In petitioners' pro se brief, they argue generally that "we will suffer future acts of persecution based on our Christian religion." Pet'rs Br. at ¶ 2. They do not, however, explain how the IJ erred in reaching the opposite conclusion other than to complain that although the "Indonesian Government has taken steps to improve or better our situation in Indonesia . . . . Nothing has truly changed . . . ." Id. ¶ 5. Finally, petitioners themselves construe the likelihood of their future persecution as "more than a one-in-ten chance." Id. ¶ 2. A better than ten percent chance of persecution does not qualify as "more likely than not." 8 C.F.R. § 208.16(b)(2). After reviewing the record in accordance with the prescribed deferential standard of review, we cannot conclude that a reasonable adjudicator would be compelled to reject the IJ's findings of fact nor can we say that his credibility findings were substantially unreasonable.
This court will not consider respondent's motion for summary denial of review petition in lieu of answering brief because it does not comply with 10th Cir. R. 27.2. We DISMISS the petition for review of petitioners' asylum application for lack of jurisdiction. We DENY the petition for review of petitioners' request for withholding of removal and we AFFIRM the BIA's decision.
Entered for the Court
Bobby R. Baldock
*. This order and judgment is not binding precedent, except under the doctrines of law of the case, res judicata, and collateral estoppel. The court generally disfavors the citation of orders and judgments; nevertheless, an order and judgment may be cited under the terms and conditions of 10th Cir. R. 36.3.

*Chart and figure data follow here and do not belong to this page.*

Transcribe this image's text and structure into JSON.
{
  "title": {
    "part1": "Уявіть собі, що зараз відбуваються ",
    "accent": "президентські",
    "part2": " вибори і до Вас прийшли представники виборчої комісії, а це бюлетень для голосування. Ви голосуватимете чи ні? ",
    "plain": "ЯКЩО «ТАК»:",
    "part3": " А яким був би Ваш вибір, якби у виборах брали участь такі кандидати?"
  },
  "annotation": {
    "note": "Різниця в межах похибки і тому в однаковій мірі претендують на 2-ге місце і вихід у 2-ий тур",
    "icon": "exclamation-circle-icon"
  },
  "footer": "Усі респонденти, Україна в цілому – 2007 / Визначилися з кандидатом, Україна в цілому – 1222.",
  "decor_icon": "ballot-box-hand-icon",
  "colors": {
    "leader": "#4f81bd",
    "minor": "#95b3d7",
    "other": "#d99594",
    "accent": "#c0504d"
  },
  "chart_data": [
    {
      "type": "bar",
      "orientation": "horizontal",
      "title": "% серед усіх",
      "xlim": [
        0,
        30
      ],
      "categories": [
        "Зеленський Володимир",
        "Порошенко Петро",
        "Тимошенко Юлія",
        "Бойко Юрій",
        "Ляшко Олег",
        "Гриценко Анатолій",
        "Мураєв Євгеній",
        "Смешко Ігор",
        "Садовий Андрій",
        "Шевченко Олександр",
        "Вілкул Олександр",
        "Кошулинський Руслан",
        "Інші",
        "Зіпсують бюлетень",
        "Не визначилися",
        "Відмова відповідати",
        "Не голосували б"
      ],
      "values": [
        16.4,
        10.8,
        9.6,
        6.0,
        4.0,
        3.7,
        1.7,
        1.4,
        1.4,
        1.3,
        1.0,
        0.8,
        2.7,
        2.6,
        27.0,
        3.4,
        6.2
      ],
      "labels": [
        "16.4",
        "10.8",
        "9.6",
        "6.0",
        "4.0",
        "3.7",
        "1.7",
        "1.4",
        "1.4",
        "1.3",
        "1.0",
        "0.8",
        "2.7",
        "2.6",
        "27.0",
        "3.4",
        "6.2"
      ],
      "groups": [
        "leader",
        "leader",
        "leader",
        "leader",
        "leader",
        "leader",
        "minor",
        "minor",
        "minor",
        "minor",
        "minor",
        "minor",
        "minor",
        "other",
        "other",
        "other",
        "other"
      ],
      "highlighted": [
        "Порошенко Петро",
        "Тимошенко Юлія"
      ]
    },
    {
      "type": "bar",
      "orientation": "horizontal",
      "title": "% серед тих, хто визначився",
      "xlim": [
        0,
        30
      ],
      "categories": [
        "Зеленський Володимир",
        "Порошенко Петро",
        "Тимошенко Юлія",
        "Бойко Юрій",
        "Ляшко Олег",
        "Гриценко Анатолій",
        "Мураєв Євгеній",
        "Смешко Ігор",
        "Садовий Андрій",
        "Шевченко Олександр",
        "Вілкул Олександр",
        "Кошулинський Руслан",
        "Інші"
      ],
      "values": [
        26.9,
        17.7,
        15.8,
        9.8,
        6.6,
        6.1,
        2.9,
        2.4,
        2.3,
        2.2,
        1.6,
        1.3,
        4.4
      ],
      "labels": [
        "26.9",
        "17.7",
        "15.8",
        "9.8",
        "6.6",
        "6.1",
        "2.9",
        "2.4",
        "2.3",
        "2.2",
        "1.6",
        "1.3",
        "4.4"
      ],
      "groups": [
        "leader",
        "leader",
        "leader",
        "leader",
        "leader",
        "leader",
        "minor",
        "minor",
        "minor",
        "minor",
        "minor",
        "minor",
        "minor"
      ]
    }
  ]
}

1. Petitioners have waived any argument with respect to the immigration judge's denial of their request for withholding of removal under the United Nations Convention Against Torture because they did not raise it before the BIA. See Rivera-Zurita v. INS, 946 F.2d 118, 120 n.2 (10th Cir. 1991).
2. Mr. Rantung is the lead petitioner and his wife was included on his application.